Que desde preescolar, los niños reciban clases de inglés y de música. Que la institución tenga su propia biblioteca. Que el colegio cuente con su equipo de psicólogos, terapeutas ocupacionales y de lenguaje. Que en el patio interno esté un parque para juegos. Que cada vez puedan recibir a más alumnos. Porque aunque el Ministerio de Educación les permite tener a 24 niños por aula, ellos no admiten a más de 18.
—Pudiéramos tener más, y tendríamos más ingresos. Nosotros cobramos porque vivimos de esto, y porque los créditos los pagamos con lo que vamos reuniendo de las mensualidades.
Dahís termina la frase y hace un silencio prolongado. Se acomoda en la silla de su oficina y retoma la idea.
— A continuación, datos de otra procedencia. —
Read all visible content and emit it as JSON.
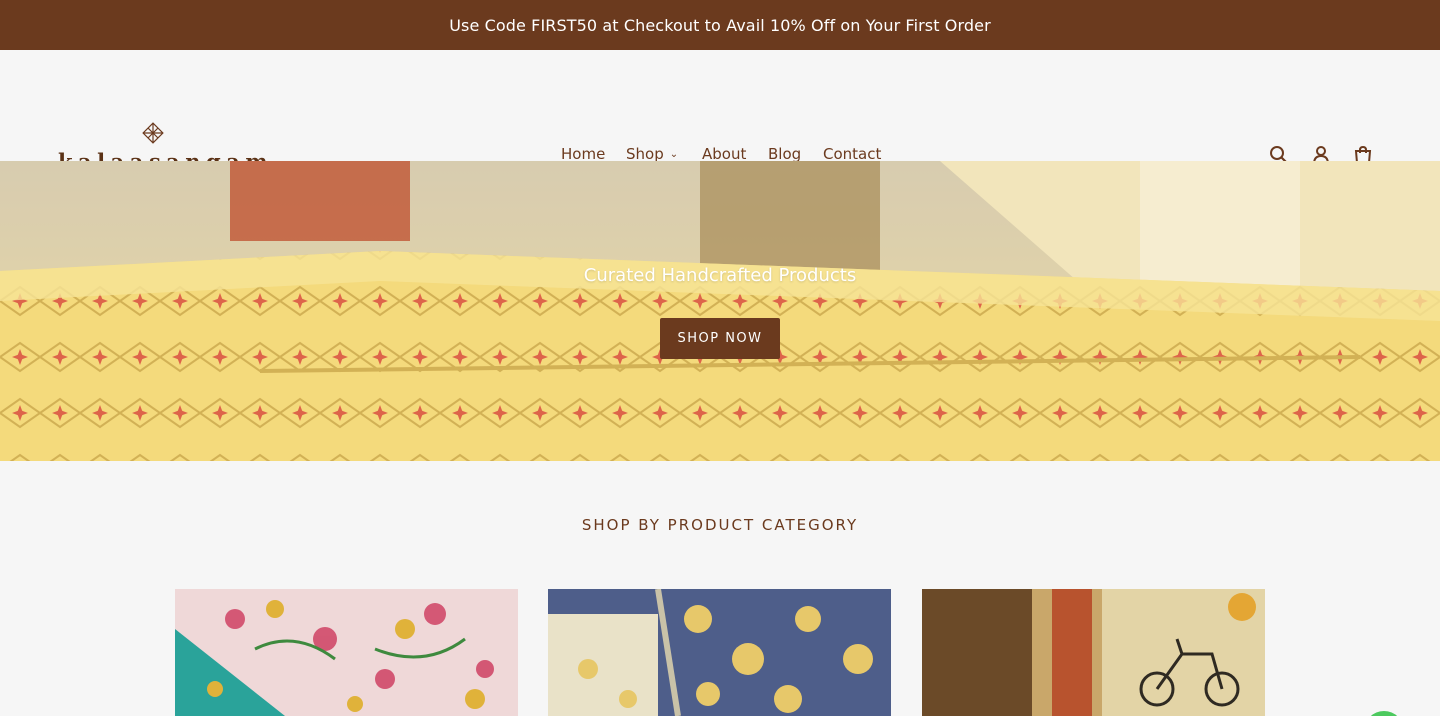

—Nos vinculamos mucho con las familias, y sabemos que la cosa está dura. Pero es más duro que un padre se quede sin trabajo y saque a su hijo del colegio porque no tiene cómo pagarlo. Cuando eso pasa, nosotros les decimos: “No hay problema; el niño no se irá de aquí. Se queda becado”. Así tenemos 20 casos. Y todo el que lo necesite, goza de ese beneficio. ¿Si a mí me ha ido bien, por qué yo no puedo hacer el bien por los demás?
Pone como ejemplo el caso de una pequeña que, después de que la inscribieron, sus padres quedaron desempleados. Siempre estuvo becada. Cuando debía irse a primer grado, porque todavía el área de básica no estaba abierta, la niña voluntariamente le hizo un regalo.
—Mira, ahí está —dice con la voz quebrada.
Señala un papel con letras garabateadas que dicen: “Dahís siempre te recordaré”.
—Estos son los detalles que importan.